Example: If $I:=(x_1-a_1,..,x_n-a_n)$ is a maximal ideal, it follows $X:=\mathrm{Spec}(A/I)$ has one $\mathbb{R}$-rational point: The point $a:=(a_1,..,a_n)$. If $F:=(x_1-a_1)^2+\cdots + (x_n-a_n)^2$ it follows $Y:=\mathrm{Spec}(A/(F))$ is a hyper surface in affine $n$-space.

Lemma. $Y$ has $a$ as the only $\mathbb{R}$-rational point.

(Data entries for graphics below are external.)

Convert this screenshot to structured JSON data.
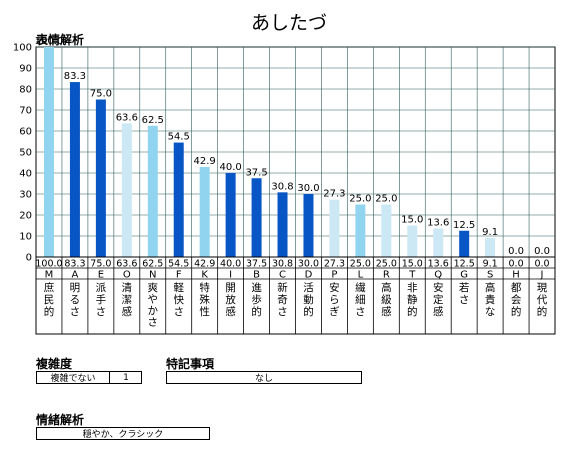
{
  "page": {
    "title": "あしたづ"
  },
  "colors": {
    "light": "#90d4f0",
    "dark": "#0856c6",
    "pale": "#cce8f4",
    "grid": "#2e5c5c"
  },
  "chart_data": {
    "type": "bar",
    "section_label": "表情解析",
    "ylim": [
      0,
      100
    ],
    "yticks": [
      0,
      10,
      20,
      30,
      40,
      50,
      60,
      70,
      80,
      90,
      100
    ],
    "grid": true,
    "bars": [
      {
        "code": "M",
        "value": 100.0,
        "value_label": "100.0",
        "label": "庶民的",
        "tone": "light"
      },
      {
        "code": "A",
        "value": 83.3,
        "value_label": "83.3",
        "label": "明るさ",
        "tone": "dark"
      },
      {
        "code": "E",
        "value": 75.0,
        "value_label": "75.0",
        "label": "派手さ",
        "tone": "dark"
      },
      {
        "code": "O",
        "value": 63.6,
        "value_label": "63.6",
        "label": "清潔感",
        "tone": "pale"
      },
      {
        "code": "N",
        "value": 62.5,
        "value_label": "62.5",
        "label": "爽やかさ",
        "tone": "light"
      },
      {
        "code": "F",
        "value": 54.5,
        "value_label": "54.5",
        "label": "軽快さ",
        "tone": "dark"
      },
      {
        "code": "K",
        "value": 42.9,
        "value_label": "42.9",
        "label": "特殊性",
        "tone": "light"
      },
      {
        "code": "I",
        "value": 40.0,
        "value_label": "40.0",
        "label": "開放感",
        "tone": "dark"
      },
      {
        "code": "B",
        "value": 37.5,
        "value_label": "37.5",
        "label": "進歩的",
        "tone": "dark"
      },
      {
        "code": "C",
        "value": 30.8,
        "value_label": "30.8",
        "label": "新奇さ",
        "tone": "dark"
      },
      {
        "code": "D",
        "value": 30.0,
        "value_label": "30.0",
        "label": "活動的",
        "tone": "dark"
      },
      {
        "code": "P",
        "value": 27.3,
        "value_label": "27.3",
        "label": "安らぎ",
        "tone": "pale"
      },
      {
        "code": "L",
        "value": 25.0,
        "value_label": "25.0",
        "label": "繊細さ",
        "tone": "light"
      },
      {
        "code": "R",
        "value": 25.0,
        "value_label": "25.0",
        "label": "高級感",
        "tone": "pale"
      },
      {
        "code": "T",
        "value": 15.0,
        "value_label": "15.0",
        "label": "非静的",
        "tone": "pale"
      },
      {
        "code": "Q",
        "value": 13.6,
        "value_label": "13.6",
        "label": "安定感",
        "tone": "pale"
      },
      {
        "code": "G",
        "value": 12.5,
        "value_label": "12.5",
        "label": "若さ",
        "tone": "dark"
      },
      {
        "code": "S",
        "value": 9.1,
        "value_label": "9.1",
        "label": "高貴な",
        "tone": "pale"
      },
      {
        "code": "H",
        "value": 0.0,
        "value_label": "0.0",
        "label": "都会的",
        "tone": "light"
      },
      {
        "code": "J",
        "value": 0.0,
        "value_label": "0.0",
        "label": "現代的",
        "tone": "light"
      }
    ]
  },
  "complexity": {
    "label": "複雑度",
    "text": "複雑でない",
    "value": "1"
  },
  "notes": {
    "label": "特記事項",
    "text": "なし"
  },
  "emotion": {
    "label": "情緒解析",
    "text": "穏やか、クラシック"
  }
}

Proof. Let us repeat the proof: Assume $\phi:\mathrm{Spec}(\mathbb{R}) \rightarrow Y$ is a $\mathbb{R}$-rational point. we get a corresponding map of $\mathbb{R}$-algebras

$$ f: A/(F) \rightarrow \mathbb{R}$$

with $f(x_i)=u_i \in \mathbb{R}$. Since $f(F)=0$ we get

$$ f(F):=f(u_1,..,u_n):=(u_1-a_1)^2+\cdots + (u_n-a_n)^2=0$$

hence $u_i=a_i$ for all $i$, and it follows $(u_i)=a$ is the only $\mathbb{R}$-rational point. QED

Example 1. Let $D \subseteq \mathbb{R}$ be a sub-ring and let $I:=\{f_1,..,f_l\} \subseteq B:=D[x_0,..,x_n]$ be an ideal generated by a set of homogeneous polynomials of the same degree $deg(f_i)=d$. Let $A:=V(I)\subseteq \mathbb{P}^n_D$ be the projective scheme defined by $I$. Let $F:= \sum_j f_j^2 \in A$ and let $H:=V(I)$. It follows $A(D) \cong H(D)$.

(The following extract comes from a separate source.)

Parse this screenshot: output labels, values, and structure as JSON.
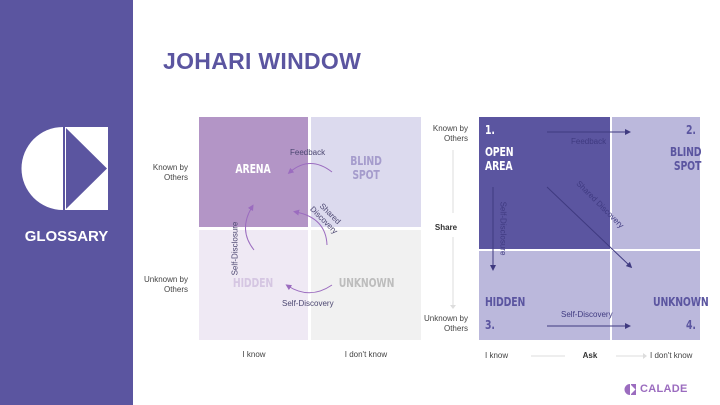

In your case $a:=(0,0)$ has maximal ideal $I=(x,y)$ and corresponding hypersurface $F:=x^2+y^2$. The ring $B:=\mathbb{R}[x,y]/(x^2+y^2)$ has one maximal ideal with $\mathbb{R}$ as residue field. It has many maximal ideals with with $\mathbb{C}$ as residue field:

"Question. As a scheme, the algebraic set has dimension 1. On the other hand, it is a real algebraic variety consisting of a single real closed point. Is there an algebraic way of defining a `dimension' so that this real algebraic variety has dimension 0?"

For any non-zero complex number $w \in \mathbb{C}$ it follows the map $f: B\rightarrow \mathbb{C}$ defined by $f(x)=iw, f(y)=w$ is a well defined surjection with $I(w):=\mathrm{ker}(f) \subseteq B$ a maximal ideal. Hence the ring $B$ has many maximal ideals with $\mathbb{C}$ as residue field.

What you are asking for is a formula detecting how many rational points a real algebraic variety $X$ has, and I believe this is an open problem in diophantine geometry in general.